Agentur für Arbeit Freiburg setzt Zeichen gegen Gewalt an Frauen
Arbeitsagentur Freiburg setzt Zeichen gegen Gewalt an Frauen
Teaser: Die Arbeitsagentur Freiburg und die Jobcenter in Freiburg, Breisgau-Hochschwarzwald und Emmendingen beteiligen sich an der internationalen UN-Kampagne „Orange the World“. Ziel ist es, auf Gewalt gegen Frauen aufmerksam zu machen und Solidarität mit Betroffenen zu zeigen. Wie die Agentur mitteilt, wird vom 25. November bis 10. Dezember die Fassadenbeleuchtung am Standort Lehener Straße in Orange erstrahlen.
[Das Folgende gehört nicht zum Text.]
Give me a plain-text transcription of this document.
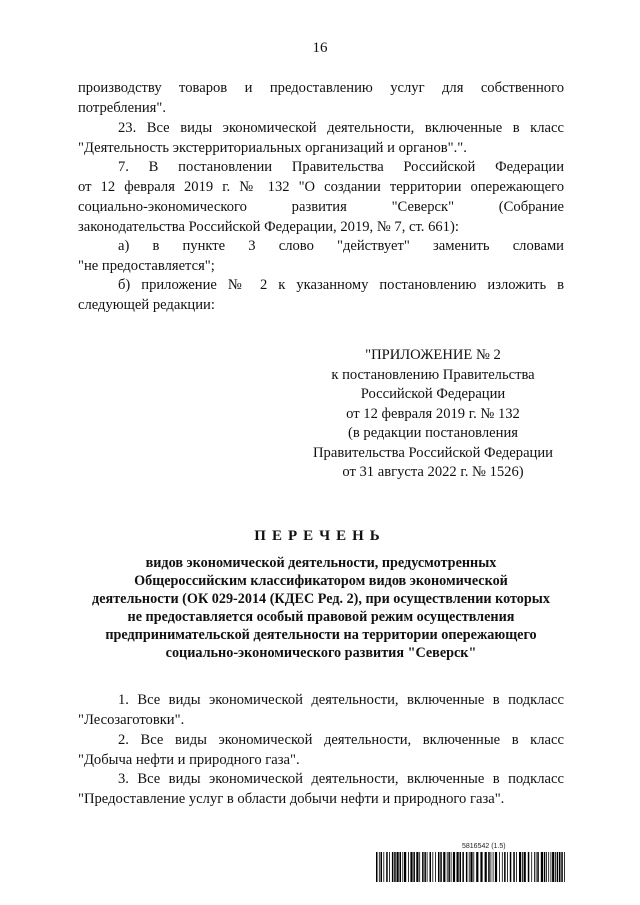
16
производству товаров и предоставлению услуг для собственного
потребления".
23. Все виды экономической деятельности, включенные в класс
"Деятельность экстерриториальных организаций и органов".".
7. В постановлении Правительства Российской Федерации
от 12 февраля 2019 г. № 132 "О создании территории опережающего
социально-экономического развития "Северск" (Собрание
законодательства Российской Федерации, 2019, № 7, ст. 661):
а) в пункте 3 слово "действует" заменить словами
"не предоставляется";
б) приложение № 2 к указанному постановлению изложить в
следующей редакции:
"ПРИЛОЖЕНИЕ № 2
к постановлению Правительства
Российской Федерации
от 12 февраля 2019 г. № 132
(в редакции постановления
Правительства Российской Федерации
от 31 августа 2022 г. № 1526)
ПЕРЕЧЕНЬ
видов экономической деятельности, предусмотренных
Общероссийским классификатором видов экономической
деятельности (ОК 029-2014 (КДЕС Ред. 2), при осуществлении которых
не предоставляется особый правовой режим осуществления
предпринимательской деятельности на территории опережающего
социально-экономического развития "Северск"
1. Все виды экономической деятельности, включенные в подкласс
"Лесозаготовки".
2. Все виды экономической деятельности, включенные в класс
"Добыча нефти и природного газа".
3. Все виды экономической деятельности, включенные в подкласс
"Предоставление услуг в области добычи нефти и природного газа".
5816542 (1.5)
Veröffentlichungsdatum: 24. November 2025, 14:14 Uhr
Schlagwörter: Krieg und Konflikte, Politik, Allgemeine Nachrichten
Artikeltext: Freiburg beteiligt sich mit einer Reihe von Veranstaltungen und Aktionen am weltweiten Kampf gegen Gewalt an Frauen. Die lokale Bundesagentur für Arbeit und die Jobcenter der Region schließen sich der UN-Kampagne „Orange the World“ an. Vom 25. November bis 10. Dezember werden Gebäude, Banner und eine Gedenkbank in der Stadt auf das Thema aufmerksam machen.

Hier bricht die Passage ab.